Following your proposal would mean that the ?444,33 URL, not the
Canada URL, is shown and bookmarked, whereas the Canada URL is both
more informative and generally more permanent!

So at least I would like the document to make an exception to the
above rule for 302 redirection where imagemaps are the source.  But
actually I'd rather see the whole rule dropped and current common
behavior declared correct.  Based on experience with clarifying and
evolving the redirection codes in the http-wg, I take the view that a
departure from existing practice should only be done by adding fresh
codes, not by `fixing' the semantics of existing ones.


>3.6 List only supported media types in an HTTP Accept header. 

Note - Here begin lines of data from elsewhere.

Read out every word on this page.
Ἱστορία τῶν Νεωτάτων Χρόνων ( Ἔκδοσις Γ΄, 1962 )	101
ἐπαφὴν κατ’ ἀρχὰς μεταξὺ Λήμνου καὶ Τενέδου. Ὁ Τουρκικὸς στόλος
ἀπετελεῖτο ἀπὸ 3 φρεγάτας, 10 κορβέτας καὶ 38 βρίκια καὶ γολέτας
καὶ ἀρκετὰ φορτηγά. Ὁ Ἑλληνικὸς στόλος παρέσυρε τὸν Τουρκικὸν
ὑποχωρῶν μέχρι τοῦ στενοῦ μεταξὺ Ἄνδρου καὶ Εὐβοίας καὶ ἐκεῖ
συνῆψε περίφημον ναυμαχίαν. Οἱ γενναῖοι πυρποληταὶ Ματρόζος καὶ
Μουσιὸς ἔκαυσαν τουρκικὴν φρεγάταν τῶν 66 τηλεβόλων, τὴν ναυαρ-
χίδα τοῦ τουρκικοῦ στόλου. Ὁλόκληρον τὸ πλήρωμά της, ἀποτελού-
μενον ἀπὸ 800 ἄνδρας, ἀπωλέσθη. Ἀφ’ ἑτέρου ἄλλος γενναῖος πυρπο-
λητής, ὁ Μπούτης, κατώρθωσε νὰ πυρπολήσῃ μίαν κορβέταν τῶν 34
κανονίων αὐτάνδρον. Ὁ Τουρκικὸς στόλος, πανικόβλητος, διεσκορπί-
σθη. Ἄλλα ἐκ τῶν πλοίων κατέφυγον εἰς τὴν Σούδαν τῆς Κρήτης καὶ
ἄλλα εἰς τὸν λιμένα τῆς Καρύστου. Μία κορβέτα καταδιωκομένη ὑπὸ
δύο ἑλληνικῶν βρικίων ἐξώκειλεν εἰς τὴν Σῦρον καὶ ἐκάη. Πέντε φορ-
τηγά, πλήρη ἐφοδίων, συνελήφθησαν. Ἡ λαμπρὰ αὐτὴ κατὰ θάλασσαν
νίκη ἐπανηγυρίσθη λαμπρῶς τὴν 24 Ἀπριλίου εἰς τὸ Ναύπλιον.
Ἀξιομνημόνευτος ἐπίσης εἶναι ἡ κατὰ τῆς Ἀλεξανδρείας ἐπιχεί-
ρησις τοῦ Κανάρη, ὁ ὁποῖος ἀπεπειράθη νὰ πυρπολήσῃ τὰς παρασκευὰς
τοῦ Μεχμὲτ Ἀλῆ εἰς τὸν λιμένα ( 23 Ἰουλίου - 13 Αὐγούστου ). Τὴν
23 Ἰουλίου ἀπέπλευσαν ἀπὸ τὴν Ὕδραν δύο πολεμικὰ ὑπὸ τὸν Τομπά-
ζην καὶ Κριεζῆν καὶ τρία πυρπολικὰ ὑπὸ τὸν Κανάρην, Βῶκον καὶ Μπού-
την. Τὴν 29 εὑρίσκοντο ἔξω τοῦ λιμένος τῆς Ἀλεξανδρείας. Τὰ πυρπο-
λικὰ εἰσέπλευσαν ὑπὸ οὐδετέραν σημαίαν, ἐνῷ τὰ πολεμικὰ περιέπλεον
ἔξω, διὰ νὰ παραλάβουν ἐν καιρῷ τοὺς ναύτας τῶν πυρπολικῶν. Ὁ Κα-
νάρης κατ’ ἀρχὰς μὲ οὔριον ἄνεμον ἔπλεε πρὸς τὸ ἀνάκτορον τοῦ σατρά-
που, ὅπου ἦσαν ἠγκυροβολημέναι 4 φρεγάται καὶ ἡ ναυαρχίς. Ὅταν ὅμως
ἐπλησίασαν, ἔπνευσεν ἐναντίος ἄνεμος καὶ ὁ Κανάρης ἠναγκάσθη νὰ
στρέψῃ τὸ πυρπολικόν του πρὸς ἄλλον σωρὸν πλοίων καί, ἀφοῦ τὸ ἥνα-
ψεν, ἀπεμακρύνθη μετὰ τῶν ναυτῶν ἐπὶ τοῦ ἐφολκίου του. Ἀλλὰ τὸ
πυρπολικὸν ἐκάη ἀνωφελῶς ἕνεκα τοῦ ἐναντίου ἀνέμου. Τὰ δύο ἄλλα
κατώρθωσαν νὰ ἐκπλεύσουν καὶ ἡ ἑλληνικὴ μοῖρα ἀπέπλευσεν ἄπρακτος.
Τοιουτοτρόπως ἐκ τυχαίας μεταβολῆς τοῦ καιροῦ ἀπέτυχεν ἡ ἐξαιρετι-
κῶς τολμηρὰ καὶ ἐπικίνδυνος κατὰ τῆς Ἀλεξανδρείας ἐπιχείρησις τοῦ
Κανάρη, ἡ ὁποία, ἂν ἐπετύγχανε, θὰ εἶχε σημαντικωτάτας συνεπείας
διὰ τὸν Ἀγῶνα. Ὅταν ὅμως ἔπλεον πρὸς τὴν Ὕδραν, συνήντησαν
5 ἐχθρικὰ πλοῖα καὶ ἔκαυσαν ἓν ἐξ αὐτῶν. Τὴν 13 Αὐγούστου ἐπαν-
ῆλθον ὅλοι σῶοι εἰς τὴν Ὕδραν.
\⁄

See also my comments to 1.13.  There is a similar problem here: in
non-inline image requests the user agent should generally *not* block
the receipt of unsupported types by specifying an overly restrictive
Accept header.

According to HTTP semantics, if the user agent is willing to process
any type (e.g. by saving it, see your point 1.3) then the Accept
header should either be omitted entirely or include */*;q=X for some
low value X.  Omitting this */*;q=X if you are willing to save to disk
as last resort is simply bad HTTP, though most server implementations
will usually let you get away with it.

In Apache the negotiation module has enough workarounds for bad Accept
headers already, so I would not like to to see new classes of bad
Accept headers introduced.  Point 3.6 should be rewritten to talk
about inline image requests only, or extended to also cover the
necessary subtleties in non-image requests.


Koen.
Received on Thursday, 15 February 2001 22:44:51 UTC